VIOLATION: INFECTION CONTROL OFFICER RESPONSIBILITIES Tag No: A0749
Based on document review, observation and interview it was determined that for 1 of 1 (E #2) staff observed performing blood glucose, the Hospital failed to ensure staff adherence to hand hygiene policy. This potentially affected 2 patients who were receiving blood glucose monitoring.

Finding include:

1. Policy entitled "Hand Washing Technique" (Revised 6/13/13) indicated "Staff shall wash hands with soap and running water: 3. Before and after donning gloved... 2. After direct patient contact...6. After working with chemical of any type...Procedure 7. Alcohol-based hand rub may be used unless hands are visibly soiled and when soap and water is not readily available."

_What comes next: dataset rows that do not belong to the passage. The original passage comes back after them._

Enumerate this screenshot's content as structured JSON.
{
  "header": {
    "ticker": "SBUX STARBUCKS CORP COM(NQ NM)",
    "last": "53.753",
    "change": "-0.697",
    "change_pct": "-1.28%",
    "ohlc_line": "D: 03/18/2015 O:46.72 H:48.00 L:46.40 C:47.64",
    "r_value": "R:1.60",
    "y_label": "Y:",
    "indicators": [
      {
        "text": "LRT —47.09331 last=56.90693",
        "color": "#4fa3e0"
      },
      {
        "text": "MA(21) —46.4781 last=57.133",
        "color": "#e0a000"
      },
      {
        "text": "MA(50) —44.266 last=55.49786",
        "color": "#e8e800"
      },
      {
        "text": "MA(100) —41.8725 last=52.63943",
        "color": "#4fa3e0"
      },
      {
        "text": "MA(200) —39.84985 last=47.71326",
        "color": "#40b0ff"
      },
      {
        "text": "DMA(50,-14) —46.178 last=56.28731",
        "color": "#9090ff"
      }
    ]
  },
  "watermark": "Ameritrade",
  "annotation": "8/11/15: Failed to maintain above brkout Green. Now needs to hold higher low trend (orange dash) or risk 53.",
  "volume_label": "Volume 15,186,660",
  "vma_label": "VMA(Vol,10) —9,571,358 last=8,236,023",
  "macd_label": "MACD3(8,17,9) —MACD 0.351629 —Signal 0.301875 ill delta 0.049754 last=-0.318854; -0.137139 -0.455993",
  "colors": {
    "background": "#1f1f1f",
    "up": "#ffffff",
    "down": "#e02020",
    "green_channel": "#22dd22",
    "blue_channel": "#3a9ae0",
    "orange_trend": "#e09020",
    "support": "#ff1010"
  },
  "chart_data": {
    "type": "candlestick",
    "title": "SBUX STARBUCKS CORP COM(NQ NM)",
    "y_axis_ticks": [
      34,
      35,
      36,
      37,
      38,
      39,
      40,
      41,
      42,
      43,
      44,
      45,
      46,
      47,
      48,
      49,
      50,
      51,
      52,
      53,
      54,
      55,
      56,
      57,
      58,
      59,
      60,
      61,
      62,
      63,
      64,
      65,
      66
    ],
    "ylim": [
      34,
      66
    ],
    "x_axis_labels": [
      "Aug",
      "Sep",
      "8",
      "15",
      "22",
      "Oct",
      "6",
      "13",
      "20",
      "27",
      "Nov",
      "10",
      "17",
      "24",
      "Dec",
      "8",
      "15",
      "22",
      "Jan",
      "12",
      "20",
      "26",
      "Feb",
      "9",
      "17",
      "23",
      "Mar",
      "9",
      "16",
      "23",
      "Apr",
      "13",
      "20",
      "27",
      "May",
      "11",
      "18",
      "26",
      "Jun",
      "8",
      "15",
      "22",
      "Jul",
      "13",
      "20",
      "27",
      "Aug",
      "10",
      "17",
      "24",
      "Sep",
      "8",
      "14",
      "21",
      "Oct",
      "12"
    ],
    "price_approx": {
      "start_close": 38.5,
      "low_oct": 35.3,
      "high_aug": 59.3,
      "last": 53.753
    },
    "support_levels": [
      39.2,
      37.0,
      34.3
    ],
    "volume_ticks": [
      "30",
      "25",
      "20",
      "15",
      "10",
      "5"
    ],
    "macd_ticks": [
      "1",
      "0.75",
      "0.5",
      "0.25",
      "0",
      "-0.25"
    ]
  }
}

2. Policy entitled "Hand Hygiene Policy" (Revised 5/5/14) required "Indications on when to wash hands with soap and warm running water or to use alcohol based hand sanitizer: 2. Before and after direct patient contact...3. Before and after donning gloves... 6. After working with chemicals of any type. Use of gloves: Gloves are not a substitute for hand hygiene. Healthcare workers must use gloves properly: 3. Change or remove gloves if moving from contaminated to clean patient sites or the environment."

3. On 2/10/16 at approximately 11:30 AM the Registered Nurse (E #2) performed a finger-stick blood glucose test on a patient. E #2 removed her gloves and walked to the Medication Room and disposed of the lancet in the sharps container. E #2 then donned gloves, returned to the treatment area, and disinfected the glucometer and wrapped it with a disinfectant wipe. No hand hygiene was done. E#2 removed her gloves and documented in the patient Medication Administration Record (MAR). No hand hygiene was done after glove removal.

E #2 donned a new pair of gloves to disinfect the glucometer for the second time. E #2 entered the required information in the glucometer for Pt #5. E #2 obtained a blood sample from Pt #5 and performed the blood glucose test. E #2 then disinfected the machine and removed her gloves.

4. On 2/10/16 at approximately 2:00 PM, the Infection Control Manager was interviewed who stated that hand hygiene should be performed between glove changes and gloves should be changed between cleaning the machine and when performing a test on another patient.